Working with Statement Spacing and Organization
You can control the visual organization of your generated code using spacing methods:
.AddMethod("void", "ProcessOrder", method =>
{
// Group related statements
method.AddStatement("// Validation phase");
method.AddStatement("ValidateOrder(order);");
method.AddStatement("CheckInventory(order);");
// Add visual separation before processing
method
.AddStatement("// Processing phase", stmt => stmt.SeparatedFromPrevious())
.AddStatement("var result = ProcessPayment(order);")
.AddIfStatement("result.IsSuccess", ifStmt =>
{
ifStmt.AddStatement("CompleteOrder(order);");
ifStmt.AddStatement("SendConfirmation(order.CustomerEmail);");
});
// Final cleanup section
method
.AddStatement("// Cleanup", stmt => stmt.SeparatedFromPrevious())
.AddStatement("LogOrderProcessing(order.Id, result);");
})
Example:
public void ProcessOrder()
{
// Validation phase
ValidateOrder(order);
CheckInventory(order);
// Processing phase
var result = ProcessPayment(order);
if (result.IsSuccess)
{
CompleteOrder(order);
SendConfirmation(order.CustomerEmail);
}
// Cleanup
LogOrderProcessing(order.Id, result);
}
Examples
Repository Pattern Generation
Sample Builder Code:
.AddClass($"{Model.Name}Repository", @class =>
{
@class
.ImplementsInterface($"I{Model.Name}Repository")
.AddConstructor(ctor =>
{
ctor.AddParameter("DbContext", "context", param => param.IntroduceReadonlyField());
})
.AddMethod($"{Model.Name}", "GetById", method =>
{
method
.AddParameter("int", "id")
.AddReturn($"_context.{Model.Name.Pluralize()}.FirstOrDefault(x => x.Id == id)");
})
.AddMethod("void", "Add", method =>
{
method
.AddParameter($"{Model.Name}", "entity")
.AddStatement("_context.Add(entity);");
});
})
Example:
public class CustomerRepository : ICustomerRepository
{
private readonly DbContext _context;
public CustomerRepository(DbContext context)
{
_context = context;
}
public Customer GetById(int id)
{
return _context.Customers.FirstOrDefault(x => x.Id == id);
}
public void Add(Customer entity)
{
_context.Add(entity);
}
}
DTO Generation
Sample Builder Code:
.AddClass($"{Model.Name}Dto", @class =>
{
foreach (var attribute in Model.Attributes.Where(a => a.IsPublic))
{
@class.AddProperty(GetTypeName(attribute), attribute.Name.ToPascalCase());
}
// Add conversion methods
@class.AddMethod(@class.Name, "FromDomain", method =>
{
method
.Static()
.AddParameter(GetTypeName(Model), "entity")
.AddObjectInitializerBlock($"return new {@class.Name}", block =>
{
foreach (var attr in Model.Attributes.Where(a => a.IsPublic))
{
block.AddInitStatement(attr.Name.ToPascalCase(), $"entity.{attr.Name.ToPascalCase()}");
}
});
});
})
Example:
public class CustomerDto
{
public string FirstName { get; set; }
public string LastName { get; set; }
public static CustomerDto FromDomain(Customer entity)
{
return new CustomerDto
{
FirstName = entity.FirstName,
LastName = entity.LastName
};
}
}
Error Handling and Debugging
Common issues
- Missing using directives: If your generated code has compilation errors due to missing using statements, ensure you're using
GetTypeName()methods or explicitly adding using directives withAddUsing(). - Incorrect type resolution: Always use the template's type resolution methods rather than hardcoded type names.
- Builder method order: Some builder methods must be called in a specific order.
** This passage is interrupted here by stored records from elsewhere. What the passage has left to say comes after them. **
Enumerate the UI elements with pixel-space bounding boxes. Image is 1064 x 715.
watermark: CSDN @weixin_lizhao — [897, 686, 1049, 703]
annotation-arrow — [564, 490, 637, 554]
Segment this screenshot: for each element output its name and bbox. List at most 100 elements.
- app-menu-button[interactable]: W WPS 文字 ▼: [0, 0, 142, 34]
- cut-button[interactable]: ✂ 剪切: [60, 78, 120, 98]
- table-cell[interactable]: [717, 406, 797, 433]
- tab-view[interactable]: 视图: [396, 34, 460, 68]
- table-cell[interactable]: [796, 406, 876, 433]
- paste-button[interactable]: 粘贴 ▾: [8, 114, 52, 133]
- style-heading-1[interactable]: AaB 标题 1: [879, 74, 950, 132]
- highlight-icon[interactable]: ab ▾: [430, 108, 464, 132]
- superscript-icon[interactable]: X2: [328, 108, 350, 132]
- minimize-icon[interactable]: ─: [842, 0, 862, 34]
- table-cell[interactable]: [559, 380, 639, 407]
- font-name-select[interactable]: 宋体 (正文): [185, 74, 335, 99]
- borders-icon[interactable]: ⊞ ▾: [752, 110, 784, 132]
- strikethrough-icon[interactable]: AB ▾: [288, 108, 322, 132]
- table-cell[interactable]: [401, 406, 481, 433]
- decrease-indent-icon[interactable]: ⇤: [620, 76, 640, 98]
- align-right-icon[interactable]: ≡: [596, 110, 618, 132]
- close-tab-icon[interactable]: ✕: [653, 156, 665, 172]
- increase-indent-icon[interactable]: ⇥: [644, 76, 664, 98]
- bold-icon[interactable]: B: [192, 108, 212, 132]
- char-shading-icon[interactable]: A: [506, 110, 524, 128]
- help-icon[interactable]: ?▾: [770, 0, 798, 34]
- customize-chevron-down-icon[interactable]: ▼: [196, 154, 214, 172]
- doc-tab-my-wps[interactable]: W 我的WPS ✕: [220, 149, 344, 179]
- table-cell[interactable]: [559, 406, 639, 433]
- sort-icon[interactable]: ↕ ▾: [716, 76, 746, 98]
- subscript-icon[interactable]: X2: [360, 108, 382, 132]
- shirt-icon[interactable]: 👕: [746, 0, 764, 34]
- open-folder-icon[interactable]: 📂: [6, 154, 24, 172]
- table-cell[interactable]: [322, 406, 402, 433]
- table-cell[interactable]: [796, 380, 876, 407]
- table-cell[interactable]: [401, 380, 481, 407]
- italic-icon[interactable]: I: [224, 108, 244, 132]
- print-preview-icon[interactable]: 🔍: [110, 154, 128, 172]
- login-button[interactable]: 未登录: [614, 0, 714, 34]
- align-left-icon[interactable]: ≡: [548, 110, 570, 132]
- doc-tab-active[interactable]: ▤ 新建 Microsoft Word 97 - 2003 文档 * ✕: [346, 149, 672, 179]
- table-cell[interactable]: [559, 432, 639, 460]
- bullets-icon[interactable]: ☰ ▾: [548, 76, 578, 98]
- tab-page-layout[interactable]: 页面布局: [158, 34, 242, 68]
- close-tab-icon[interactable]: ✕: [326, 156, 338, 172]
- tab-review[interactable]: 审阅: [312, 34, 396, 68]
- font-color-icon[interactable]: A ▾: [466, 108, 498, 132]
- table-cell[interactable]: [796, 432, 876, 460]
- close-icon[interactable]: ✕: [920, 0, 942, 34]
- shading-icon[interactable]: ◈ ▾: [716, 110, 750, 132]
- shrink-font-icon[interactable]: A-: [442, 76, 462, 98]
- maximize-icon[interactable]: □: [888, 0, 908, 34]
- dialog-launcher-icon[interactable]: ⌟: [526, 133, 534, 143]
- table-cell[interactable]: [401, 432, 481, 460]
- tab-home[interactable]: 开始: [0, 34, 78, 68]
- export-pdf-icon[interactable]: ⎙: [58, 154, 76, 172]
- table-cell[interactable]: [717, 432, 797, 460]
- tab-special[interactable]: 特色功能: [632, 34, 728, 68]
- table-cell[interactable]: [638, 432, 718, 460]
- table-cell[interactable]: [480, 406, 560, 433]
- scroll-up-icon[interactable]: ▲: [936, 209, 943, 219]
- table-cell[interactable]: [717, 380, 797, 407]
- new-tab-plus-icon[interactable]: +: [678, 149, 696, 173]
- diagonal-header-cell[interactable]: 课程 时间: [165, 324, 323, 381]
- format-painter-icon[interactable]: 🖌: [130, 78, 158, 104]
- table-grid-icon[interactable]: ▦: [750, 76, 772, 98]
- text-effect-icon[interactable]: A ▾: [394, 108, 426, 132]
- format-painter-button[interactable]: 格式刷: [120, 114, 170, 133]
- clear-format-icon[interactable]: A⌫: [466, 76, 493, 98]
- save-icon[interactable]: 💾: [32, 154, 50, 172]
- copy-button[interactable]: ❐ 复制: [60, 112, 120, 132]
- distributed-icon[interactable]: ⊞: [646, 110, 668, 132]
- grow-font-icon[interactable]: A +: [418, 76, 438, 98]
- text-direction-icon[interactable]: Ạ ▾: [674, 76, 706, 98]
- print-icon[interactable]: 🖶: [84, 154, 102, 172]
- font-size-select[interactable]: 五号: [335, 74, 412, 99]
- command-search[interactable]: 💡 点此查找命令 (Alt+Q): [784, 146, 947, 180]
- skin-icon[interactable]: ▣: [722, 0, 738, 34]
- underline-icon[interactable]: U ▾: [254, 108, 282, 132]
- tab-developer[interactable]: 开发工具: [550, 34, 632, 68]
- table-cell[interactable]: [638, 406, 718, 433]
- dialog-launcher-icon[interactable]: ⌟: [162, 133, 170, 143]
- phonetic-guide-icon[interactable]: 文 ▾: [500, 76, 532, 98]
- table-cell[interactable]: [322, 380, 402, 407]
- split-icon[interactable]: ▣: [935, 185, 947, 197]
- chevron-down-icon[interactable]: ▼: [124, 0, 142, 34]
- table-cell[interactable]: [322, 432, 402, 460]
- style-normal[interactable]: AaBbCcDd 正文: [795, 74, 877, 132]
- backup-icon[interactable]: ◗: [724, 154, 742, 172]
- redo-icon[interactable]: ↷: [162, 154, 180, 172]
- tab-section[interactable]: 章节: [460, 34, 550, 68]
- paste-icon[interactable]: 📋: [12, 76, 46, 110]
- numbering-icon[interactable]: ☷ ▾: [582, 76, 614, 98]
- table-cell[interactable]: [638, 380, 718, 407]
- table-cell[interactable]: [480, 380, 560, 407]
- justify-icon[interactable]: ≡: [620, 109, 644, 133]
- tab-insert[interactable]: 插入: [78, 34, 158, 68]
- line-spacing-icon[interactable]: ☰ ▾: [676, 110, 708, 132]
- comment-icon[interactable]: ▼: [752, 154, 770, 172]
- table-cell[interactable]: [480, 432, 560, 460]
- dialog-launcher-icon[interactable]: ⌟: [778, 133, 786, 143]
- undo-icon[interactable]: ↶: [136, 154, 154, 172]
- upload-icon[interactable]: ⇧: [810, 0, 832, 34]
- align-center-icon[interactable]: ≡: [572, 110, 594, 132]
Consult the IntelliSense documentation for guidance.
Debugging tips
- Review generated output: Always check the actual generated C# code to understand what the builder is producing.
- Use the debugger: You can debug your templates and inspect the real-time state of C# File Builder objects using the .NET Debugger.
Migration from T4 Templates
If you're migrating from T4 templates to the File Builder System:
Before (T4)
namespace <#= Namespace #>
{
public class <#= ClassName #>
{
<# foreach(var prop in Model.Properties) { #>
public <#= GetTypeName(prop) #> <#= prop.Name #> { get; set; }
<# } #>
}
}
After (File Builder)
CSharpFile = new CSharpFile(this.GetNamespace(), this.GetFolderPath())
.AddClass(ClassName, @class =>
{
foreach (var prop in Model.Properties)
{
@class.AddProperty(GetTypeName(prop), prop.Name);
}
});
The File Builder approach provides better maintainability, type safety, and integration capabilities.